Thursday, April 3, 2008

My site visit! (email on 4/3/08)

Mbalatsara!!! (OK, apparently there is a dialect within the dialect of betsimisaraka, within the language of Malagasy....thats the third greeting Ive learned, but now its the right one! geez!)

So I'm stuck back in Tana (the capital city) on my way back to training from my site visit!!! I don't have much time, but here's the breakdown. folks:

- I flew from Tana to Maroantsetra, a cute little beach town that sort of, kind of, sees tourism, but mostly they are either the high rollers who come through on five star prepaid tours around the bay and the small islands around it, or they are hardcore trekkers who managed to make it all the way up to the town by boat or bush taxi on a ridiculous road. But its great!!! So then the group of us split up and went to our separate villages surrounding Maroantsetra (3 of us). Me and the volunteer (Rachel) I'm replacing biked the 24km there on a beautiful sand road that sometimes runs along the beach!!!

- Stayed at her house that night and the next, which will soon be my house. Its got 2 little rooms, one she keeps as a public place and one is just hers. Its made of wood for the basic framework, with a tin roof and walls made of grass-ish stuff. So cute!

- The weather was very warm and humid, and it didn't rain in the 3 days I was there!! ...The no rain was apparently very unusual.

- It was a whirlwind tour of the village and surrounding village. I met the heads of the womens group and men's farming group, the environmental club that the volunteer runs with high school aged kids, the principal of the middle/high school, and a ton of random neighbors and of course, was always followed by a pack of children varying in age. It's like being the pied piper all day long! Overall, the people seem very very warm and welcoming. I think I may have already inherited a grandmother! There are kids who already began helping me with language and were already all smiley and cute and not scared because I'm white. Thats definitely an advantage of replacing someone who is already posted in a village, rather than starting new.

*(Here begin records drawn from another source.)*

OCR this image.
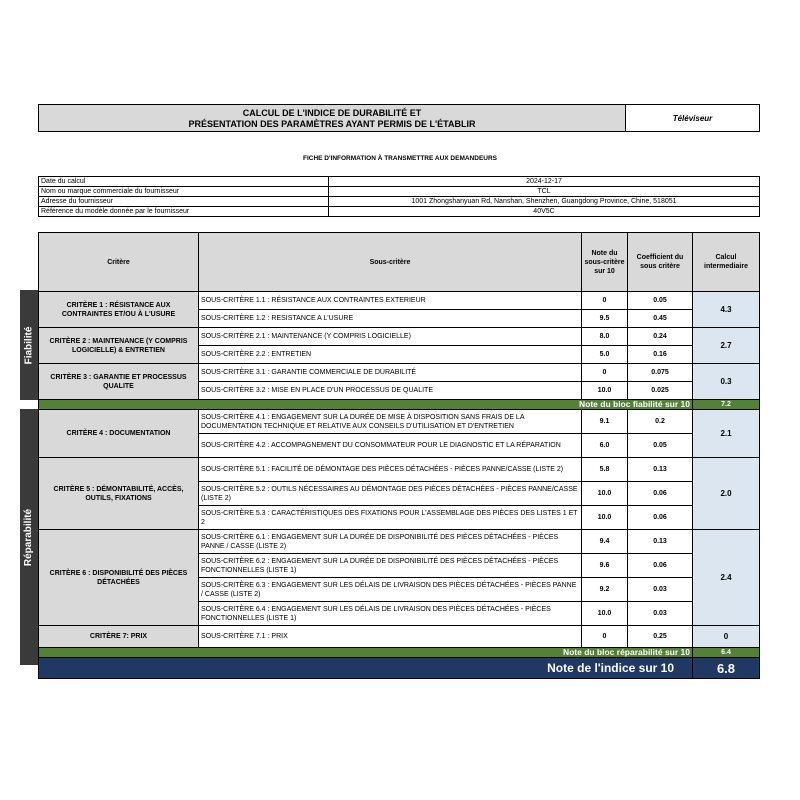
CALCUL DE L'INDICE DE DURABILITÉ ET
PRÉSENTATION DES PARAMÈTRES AYANT PERMIS DE L'ÉTABLIR
Téléviseur
FICHE D'INFORMATION À TRANSMETTRE AUX DEMANDEURS
Date du calcul	2024-12-17
Nom ou marque commerciale du fournisseur	TCL
Adresse du fournisseur	1001 Zhongshanyuan Rd, Nanshan, Shenzhen, Guangdong Province, Chine, 518051
Référence du modèle donnée par le fournisseur	40V5C
Fiabilité
Réparabilité
Critère	Sous-critère	Note du sous-critère sur 10	Coefficient du sous critère	Calcul intermediaire
CRITÈRE 1 : RÉSISTANCE AUX CONTRAINTES ET/OU À L'USURE	SOUS-CRITÈRE 1.1 : RÉSISTANCE AUX CONTRAINTES EXTERIEUR	0	0.05	4.3
	SOUS-CRITÈRE 1.2 : RESISTANCE A L'USURE	9.5	0.45	
CRITÈRE 2 : MAINTENANCE (Y COMPRIS LOGICIELLE) & ENTRETIEN	SOUS-CRITÈRE 2.1 : MAINTENANCE (Y COMPRIS LOGICIELLE)	8.0	0.24	2.7
	SOUS-CRITÈRE 2.2 : ENTRETIEN	5.0	0.16	
CRITÈRE 3 : GARANTIE ET PROCESSUS QUALITE	SOUS-CRITÈRE 3.1 : GARANTIE COMMERCIALE DE DURABILITÉ	0	0.075	0.3
	SOUS-CRITÈRE 3.2 : MISE EN PLACE D'UN PROCESSUS DE QUALITE	10.0	0.025	
Note du bloc fiabilité sur 10				7.2
CRITÈRE 4 : DOCUMENTATION	SOUS-CRITÈRE 4.1 : ENGAGEMENT SUR LA DURÉE DE MISE À DISPOSITION SANS FRAIS DE LA DOCUMENTATION TECHNIQUE ET RELATIVE AUX CONSEILS D'UTILISATION ET D'ENTRETIEN	9.1	0.2	2.1
	SOUS-CRITÈRE 4.2 : ACCOMPAGNEMENT DU CONSOMMATEUR POUR LE DIAGNOSTIC ET LA RÉPARATION	6.0	0.05	
CRITÈRE 5 : DÉMONTABILITÉ, ACCÈS, OUTILS, FIXATIONS	SOUS-CRITÈRE 5.1 : FACILITÉ DE DÉMONTAGE DES PIÈCES DÉTACHÉES - PIÈCES PANNE/CASSE (LISTE 2)	5.8	0.13	2.0
	SOUS-CRITÈRE 5.2 : OUTILS NÉCESSAIRES AU DÉMONTAGE DES PIÈCES DÉTACHÉES - PIÈCES PANNE/CASSE (LISTE 2)	10.0	0.06	
	SOUS-CRITÈRE 5.3 : CARACTÉRISTIQUES DES FIXATIONS POUR L'ASSEMBLAGE DES PIÈCES DES LISTES 1 ET 2	10.0	0.06	
CRITÈRE 6 : DISPONIBILITÉ DES PIÈCES DÉTACHÉES	SOUS-CRITÈRE 6.1 : ENGAGEMENT SUR LA DURÉE DE DISPONIBILITÉ DES PIÈCES DÉTACHÉES - PIÈCES PANNE / CASSE (LISTE 2)	9.4	0.13	2.4
	SOUS-CRITÈRE 6.2 : ENGAGEMENT SUR LA DURÉE DE DISPONIBILITÉ DES PIÈCES DÉTACHÉES - PIÈCES FONCTIONNELLES (LISTE 1)	9.6	0.06	
	SOUS-CRITÈRE 6.3 : ENGAGEMENT SUR LES DÉLAIS DE LIVRAISON DES PIÈCES DÉTACHÉES - PIÈCES PANNE / CASSE (LISTE 2)	9.2	0.03	
	SOUS-CRITÈRE 6.4 : ENGAGEMENT SUR LES DÉLAIS DE LIVRAISON DES PIÈCES DÉTACHÉES - PIÈCES FONCTIONNELLES (LISTE 1)	10.0	0.03	
CRITÈRE 7: PRIX	SOUS-CRITÈRE 7.1 : PRIX	0	0.25	0
Note du bloc réparabilité sur 10				6.4
Note de l'indice sur 10				6.8
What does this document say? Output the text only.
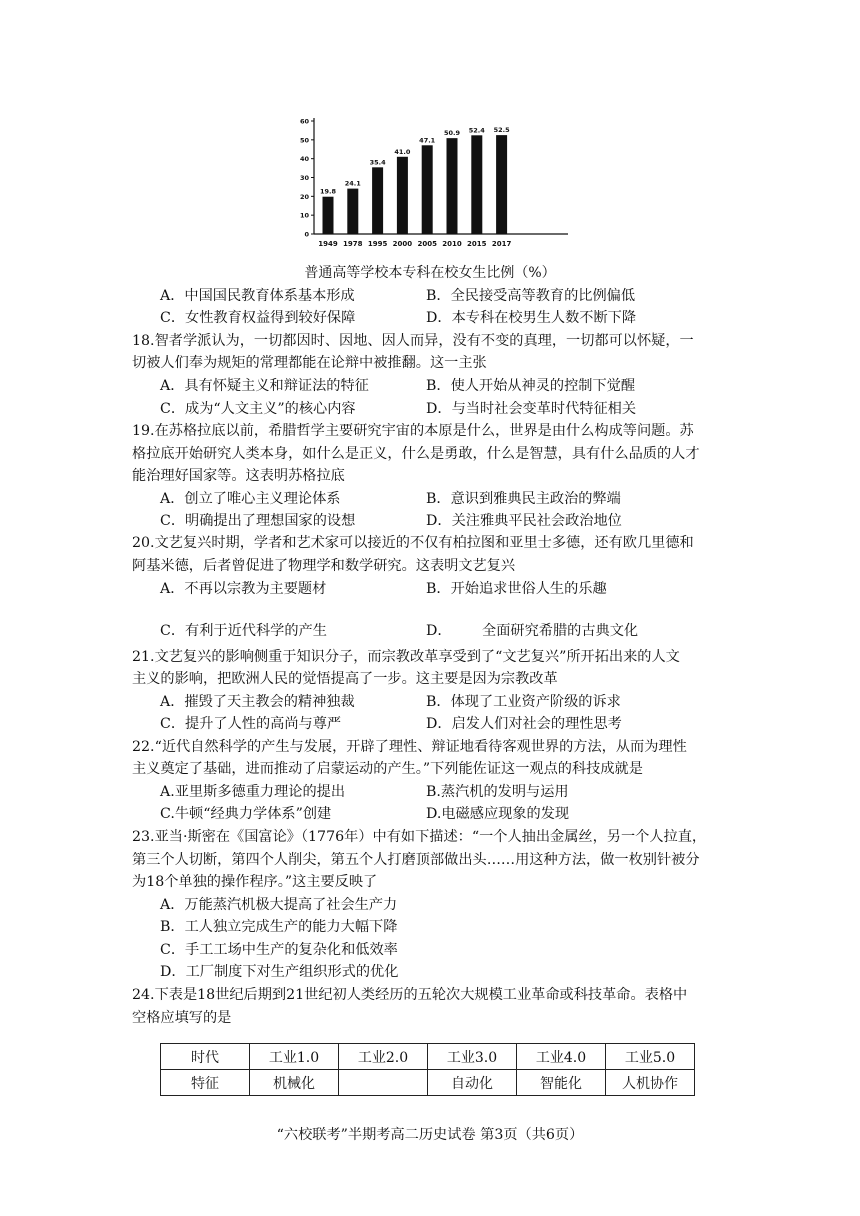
0
10
20
30
40
50
60
19.8
1949
24.1
1978
35.4
1995
41.0
2000
47.1
2005
50.9
2010
52.4
2015
52.5
2017
普通高等学校本专科在校女生比例（%）
A．中国国民教育体系基本形成	B．全民接受高等教育的比例偏低
C．女性教育权益得到较好保障	D．本专科在校男生人数不断下降
18.智者学派认为，一切都因时、因地、因人而异，没有不变的真理，一切都可以怀疑，一
切被人们奉为规矩的常理都能在论辩中被推翻。这一主张
A．具有怀疑主义和辩证法的特征	B．使人开始从神灵的控制下觉醒
C．成为“人文主义”的核心内容	D．与当时社会变革时代特征相关
19.在苏格拉底以前，希腊哲学主要研究宇宙的本原是什么，世界是由什么构成等问题。苏
格拉底开始研究人类本身，如什么是正义，什么是勇敢，什么是智慧，具有什么品质的人才
能治理好国家等。这表明苏格拉底
A．创立了唯心主义理论体系	B．意识到雅典民主政治的弊端
C．明确提出了理想国家的设想	D．关注雅典平民社会政治地位
20.文艺复兴时期，学者和艺术家可以接近的不仅有柏拉图和亚里士多德，还有欧几里德和
阿基米德，后者曾促进了物理学和数学研究。这表明文艺复兴
A．不再以宗教为主要题材	B．开始追求世俗人生的乐趣
C．有利于近代科学的产生	D． 全面研究希腊的古典文化
21.文艺复兴的影响侧重于知识分子，而宗教改革享受到了“文艺复兴”所开拓出来的人文
主义的影响，把欧洲人民的觉悟提高了一步。这主要是因为宗教改革
A．摧毁了天主教会的精神独裁	B．体现了工业资产阶级的诉求
C．提升了人性的高尚与尊严	D．启发人们对社会的理性思考
22.“近代自然科学的产生与发展，开辟了理性、辩证地看待客观世界的方法，从而为理性
主义奠定了基础，进而推动了启蒙运动的产生。”下列能佐证这一观点的科技成就是
A.亚里斯多德重力理论的提出	B.蒸汽机的发明与运用
C.牛顿“经典力学体系”创建	D.电磁感应现象的发现
23.亚当·斯密在《国富论》（1776年）中有如下描述：“一个人抽出金属丝，另一个人拉直，
第三个人切断，第四个人削尖，第五个人打磨顶部做出头……用这种方法，做一枚别针被分
为18个单独的操作程序。”这主要反映了
A．万能蒸汽机极大提高了社会生产力
B．工人独立完成生产的能力大幅下降
C．手工工场中生产的复杂化和低效率
D．工厂制度下对生产组织形式的优化
24.下表是18世纪后期到21世纪初人类经历的五轮次大规模工业革命或科技革命。表格中
空格应填写的是
时代	工业1.0	工业2.0	工业3.0	工业4.0	工业5.0
特征	机械化		自动化	智能化	人机协作
“六校联考”半期考高二历史试卷 第3页（共6页）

- Culture shock again...the village is in a completely different part of the country. The people are more in-your-face and loud, its kind of great. They're subsistance farmers, and don't have much, but when a kids gets a piece of bread or something, they break it into as many pieces as they have siblings, and put it into their pocket to give to them later. Seems to be even harder times than the village I live in now. They're such cuties though, and seem smart.... some of them know their Lemur species like nobody's business!!! I've already gotten some ideas for projects that people talked to me about while I was there. YAY...a jumping-off point! Peace Corps is only ever in a village for about 6 years ( 3 volunteers), and I'm the last one in mine. I'll have to kind of tie up the loose ends of other people's projects, and make sure the most important new projects get done first. It's like a relay-race!

- Oh my god... I'm going to live by a tropical beach! It's incredibly beautiful & I can't wait to go see the undisturbed rainforest. It's definitely got a ton of vegetation around the village, but the rainforest that's barely been touched is about a day's hike away. I'm so so so excited!!

Gotta go, but I hope everything's good there. Love!!!

1 comments:

Brittany said...

way to steal my pictures, whore. haha jk you know i love you and couldn't live on this island without you haha, ok that might be a bit much but whatever. just wanted to comment on your blog! cya never!